The lawyer listened with close attention. "So, on the impulse of the moment, we came to Boston, arriving yesterday morning, and Miss Wilbur's request to see Mr. Loring was met by an appointment by him for three-thirty, which she kept."

"He was very gracious to me," said Diana, "and I was very hopeful at first." She stopped to control the quivering of her lips.

"How did you proceed?" asked the lawyer kindly.

"I told him the boy's story, and he advised me to keep out of that sort of entanglement in another's affairs. I was frightened then, but I continued because, of course, I could not relinquish the matter there, and finally, I told him that the boy was his grandson." Diana's voice stopped again, and she shook her head.

"He became excited, heated?" asked the lawyer encouragingly.
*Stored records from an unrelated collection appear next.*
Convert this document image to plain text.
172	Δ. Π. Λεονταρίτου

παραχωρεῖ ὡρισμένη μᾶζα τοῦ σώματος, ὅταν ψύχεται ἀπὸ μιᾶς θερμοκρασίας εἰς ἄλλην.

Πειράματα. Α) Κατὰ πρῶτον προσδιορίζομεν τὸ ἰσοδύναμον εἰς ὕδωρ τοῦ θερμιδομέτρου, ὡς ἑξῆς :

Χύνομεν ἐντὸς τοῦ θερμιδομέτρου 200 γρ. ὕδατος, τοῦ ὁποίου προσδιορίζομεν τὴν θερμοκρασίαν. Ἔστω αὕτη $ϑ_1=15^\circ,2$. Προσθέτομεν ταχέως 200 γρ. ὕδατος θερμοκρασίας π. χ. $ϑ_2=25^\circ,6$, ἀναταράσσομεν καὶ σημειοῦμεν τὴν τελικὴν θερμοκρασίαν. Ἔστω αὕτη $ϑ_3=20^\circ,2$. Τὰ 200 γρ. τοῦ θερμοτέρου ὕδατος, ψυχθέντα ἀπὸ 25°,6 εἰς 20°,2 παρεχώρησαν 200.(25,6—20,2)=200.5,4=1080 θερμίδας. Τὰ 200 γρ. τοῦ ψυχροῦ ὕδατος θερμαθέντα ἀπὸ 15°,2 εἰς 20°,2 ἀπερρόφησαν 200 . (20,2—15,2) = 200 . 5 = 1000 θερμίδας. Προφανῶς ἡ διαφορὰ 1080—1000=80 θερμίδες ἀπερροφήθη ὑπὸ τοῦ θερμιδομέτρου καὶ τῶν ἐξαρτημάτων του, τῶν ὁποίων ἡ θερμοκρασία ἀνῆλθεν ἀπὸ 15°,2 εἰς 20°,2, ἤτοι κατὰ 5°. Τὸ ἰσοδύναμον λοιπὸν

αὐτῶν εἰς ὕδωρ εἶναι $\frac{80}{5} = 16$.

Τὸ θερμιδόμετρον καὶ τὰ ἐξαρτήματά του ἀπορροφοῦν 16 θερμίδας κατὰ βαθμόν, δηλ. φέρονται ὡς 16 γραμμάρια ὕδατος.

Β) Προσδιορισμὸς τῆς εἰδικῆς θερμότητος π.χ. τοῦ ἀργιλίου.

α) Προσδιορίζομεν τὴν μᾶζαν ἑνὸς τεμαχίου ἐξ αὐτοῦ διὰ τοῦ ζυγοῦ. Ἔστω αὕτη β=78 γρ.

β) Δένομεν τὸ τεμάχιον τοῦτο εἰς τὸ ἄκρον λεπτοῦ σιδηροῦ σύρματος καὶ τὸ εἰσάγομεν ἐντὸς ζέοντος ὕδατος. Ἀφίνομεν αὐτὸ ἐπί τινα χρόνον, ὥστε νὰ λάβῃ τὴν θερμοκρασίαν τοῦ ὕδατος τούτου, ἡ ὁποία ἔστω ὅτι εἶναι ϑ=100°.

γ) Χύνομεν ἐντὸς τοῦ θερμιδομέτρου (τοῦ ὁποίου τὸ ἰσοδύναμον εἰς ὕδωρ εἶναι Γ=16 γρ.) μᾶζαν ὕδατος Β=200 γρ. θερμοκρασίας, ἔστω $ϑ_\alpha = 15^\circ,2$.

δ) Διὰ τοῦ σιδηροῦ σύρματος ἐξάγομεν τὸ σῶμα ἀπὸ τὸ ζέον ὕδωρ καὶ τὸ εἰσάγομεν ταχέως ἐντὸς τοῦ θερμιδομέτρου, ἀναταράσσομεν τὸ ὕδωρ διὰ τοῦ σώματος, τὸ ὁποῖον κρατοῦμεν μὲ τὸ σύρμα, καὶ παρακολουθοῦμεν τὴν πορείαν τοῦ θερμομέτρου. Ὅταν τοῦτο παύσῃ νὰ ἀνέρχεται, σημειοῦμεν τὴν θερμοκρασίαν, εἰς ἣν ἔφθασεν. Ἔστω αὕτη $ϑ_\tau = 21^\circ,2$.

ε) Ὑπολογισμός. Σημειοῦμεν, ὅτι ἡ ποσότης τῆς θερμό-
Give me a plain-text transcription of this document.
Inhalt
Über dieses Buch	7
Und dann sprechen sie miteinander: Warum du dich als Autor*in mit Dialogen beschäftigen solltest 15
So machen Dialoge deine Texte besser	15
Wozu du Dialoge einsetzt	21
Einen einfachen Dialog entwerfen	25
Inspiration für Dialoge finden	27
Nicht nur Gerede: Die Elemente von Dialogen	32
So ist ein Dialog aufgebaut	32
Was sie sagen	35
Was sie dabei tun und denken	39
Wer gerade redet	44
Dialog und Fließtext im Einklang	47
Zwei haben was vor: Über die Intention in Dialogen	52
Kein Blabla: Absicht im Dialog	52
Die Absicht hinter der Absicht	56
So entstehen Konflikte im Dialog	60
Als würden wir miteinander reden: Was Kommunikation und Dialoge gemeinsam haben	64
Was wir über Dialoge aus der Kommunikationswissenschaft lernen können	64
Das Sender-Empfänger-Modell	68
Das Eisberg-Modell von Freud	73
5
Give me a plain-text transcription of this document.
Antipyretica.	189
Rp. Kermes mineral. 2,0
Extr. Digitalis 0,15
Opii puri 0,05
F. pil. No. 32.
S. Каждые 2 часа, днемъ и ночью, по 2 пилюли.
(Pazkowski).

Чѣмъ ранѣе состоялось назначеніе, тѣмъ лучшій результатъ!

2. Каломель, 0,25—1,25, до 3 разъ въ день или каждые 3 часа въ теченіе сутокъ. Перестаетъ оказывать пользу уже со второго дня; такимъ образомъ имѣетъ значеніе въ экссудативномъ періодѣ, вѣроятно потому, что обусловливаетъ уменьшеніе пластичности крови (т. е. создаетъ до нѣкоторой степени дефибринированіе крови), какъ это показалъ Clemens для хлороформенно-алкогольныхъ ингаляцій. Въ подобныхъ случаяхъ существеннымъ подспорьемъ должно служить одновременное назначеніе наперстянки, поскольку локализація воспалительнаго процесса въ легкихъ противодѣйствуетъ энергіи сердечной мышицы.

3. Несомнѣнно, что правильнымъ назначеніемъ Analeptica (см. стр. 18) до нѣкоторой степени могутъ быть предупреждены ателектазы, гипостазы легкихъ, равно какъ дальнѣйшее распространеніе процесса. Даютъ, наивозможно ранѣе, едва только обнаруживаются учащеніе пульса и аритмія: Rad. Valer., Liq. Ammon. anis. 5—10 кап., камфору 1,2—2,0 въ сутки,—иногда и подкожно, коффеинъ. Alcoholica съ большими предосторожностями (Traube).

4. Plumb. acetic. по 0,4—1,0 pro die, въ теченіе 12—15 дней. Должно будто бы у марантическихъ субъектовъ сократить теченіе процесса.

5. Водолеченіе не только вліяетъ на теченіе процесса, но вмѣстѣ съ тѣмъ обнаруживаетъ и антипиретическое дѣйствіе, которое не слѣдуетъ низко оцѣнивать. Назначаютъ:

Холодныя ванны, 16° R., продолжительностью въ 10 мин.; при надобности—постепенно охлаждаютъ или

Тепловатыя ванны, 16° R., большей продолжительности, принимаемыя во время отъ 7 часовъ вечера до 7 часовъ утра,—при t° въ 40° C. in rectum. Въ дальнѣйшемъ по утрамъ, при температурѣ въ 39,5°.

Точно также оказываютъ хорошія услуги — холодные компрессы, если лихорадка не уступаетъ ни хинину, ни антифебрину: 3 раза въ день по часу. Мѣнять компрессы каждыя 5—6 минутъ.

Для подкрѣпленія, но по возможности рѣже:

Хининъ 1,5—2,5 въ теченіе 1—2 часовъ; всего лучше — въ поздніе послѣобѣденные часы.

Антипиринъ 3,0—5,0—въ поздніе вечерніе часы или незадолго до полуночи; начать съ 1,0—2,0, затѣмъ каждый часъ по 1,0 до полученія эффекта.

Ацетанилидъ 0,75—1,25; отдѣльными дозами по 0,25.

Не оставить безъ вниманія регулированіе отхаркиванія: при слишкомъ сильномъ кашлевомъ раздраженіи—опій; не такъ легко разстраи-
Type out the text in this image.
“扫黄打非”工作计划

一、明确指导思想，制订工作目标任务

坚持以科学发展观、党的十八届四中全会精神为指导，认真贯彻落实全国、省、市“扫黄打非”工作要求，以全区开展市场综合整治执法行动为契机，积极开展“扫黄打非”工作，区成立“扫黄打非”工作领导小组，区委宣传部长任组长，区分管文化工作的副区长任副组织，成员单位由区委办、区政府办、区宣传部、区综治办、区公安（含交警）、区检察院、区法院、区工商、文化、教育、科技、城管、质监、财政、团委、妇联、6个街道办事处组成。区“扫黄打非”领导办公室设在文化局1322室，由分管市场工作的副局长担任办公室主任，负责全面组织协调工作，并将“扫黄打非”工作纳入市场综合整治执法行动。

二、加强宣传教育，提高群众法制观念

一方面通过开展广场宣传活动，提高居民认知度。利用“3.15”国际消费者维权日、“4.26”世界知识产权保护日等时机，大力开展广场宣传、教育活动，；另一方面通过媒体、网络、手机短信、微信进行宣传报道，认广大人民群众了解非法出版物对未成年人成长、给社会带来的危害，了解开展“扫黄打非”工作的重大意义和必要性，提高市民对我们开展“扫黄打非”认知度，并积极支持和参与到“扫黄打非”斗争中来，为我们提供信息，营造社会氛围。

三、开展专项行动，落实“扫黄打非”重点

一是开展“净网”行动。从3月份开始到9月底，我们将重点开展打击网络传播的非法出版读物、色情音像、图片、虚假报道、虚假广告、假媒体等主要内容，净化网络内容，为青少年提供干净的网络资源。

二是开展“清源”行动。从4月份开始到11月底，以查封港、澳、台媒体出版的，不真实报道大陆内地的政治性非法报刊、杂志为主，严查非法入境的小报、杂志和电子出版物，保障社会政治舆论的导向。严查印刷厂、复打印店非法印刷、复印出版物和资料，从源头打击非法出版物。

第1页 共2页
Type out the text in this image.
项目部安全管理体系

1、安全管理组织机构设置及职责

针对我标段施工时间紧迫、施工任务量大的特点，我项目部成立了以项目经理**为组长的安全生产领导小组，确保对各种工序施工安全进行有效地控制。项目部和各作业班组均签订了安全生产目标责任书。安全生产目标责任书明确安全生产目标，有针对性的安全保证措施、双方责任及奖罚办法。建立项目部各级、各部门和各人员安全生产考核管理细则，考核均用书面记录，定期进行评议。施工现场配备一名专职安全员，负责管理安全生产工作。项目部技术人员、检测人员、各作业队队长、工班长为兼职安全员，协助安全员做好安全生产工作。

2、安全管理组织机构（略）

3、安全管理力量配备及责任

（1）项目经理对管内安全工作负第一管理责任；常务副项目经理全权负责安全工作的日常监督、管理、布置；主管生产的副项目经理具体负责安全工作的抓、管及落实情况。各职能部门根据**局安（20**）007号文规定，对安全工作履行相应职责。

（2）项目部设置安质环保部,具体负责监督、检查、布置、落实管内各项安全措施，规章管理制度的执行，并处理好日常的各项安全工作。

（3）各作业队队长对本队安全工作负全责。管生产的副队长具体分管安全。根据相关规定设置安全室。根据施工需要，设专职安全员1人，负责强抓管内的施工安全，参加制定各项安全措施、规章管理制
"No; cold, stern. He—he repulsed me and utterly repudiated the whole matter. He said there was not even the—the echo of a memory left." Diana lifted her handkerchief to her eyes.

"Poor little Helen. I knew her well," said the lawyer thoughtfully.

"You did know Bertie's mother?" said Mrs. Lowell with interest. "Then you will be able to judge of the sketch a lonely little boy made of her."

"We had put this matter into the hands of Mrs. Lowell's husband, who is a lawyer in New York," said Diana. "We expected to have a long search for Bertie's grandfather, but, as Mrs. Lowell has told you, my mother, all unconsciously gave us the information we needed, and then—Oh, Mr. Wrenn, how could I do otherwise, and yet it is—so dreadful to think—" Again Diana covered her eyes.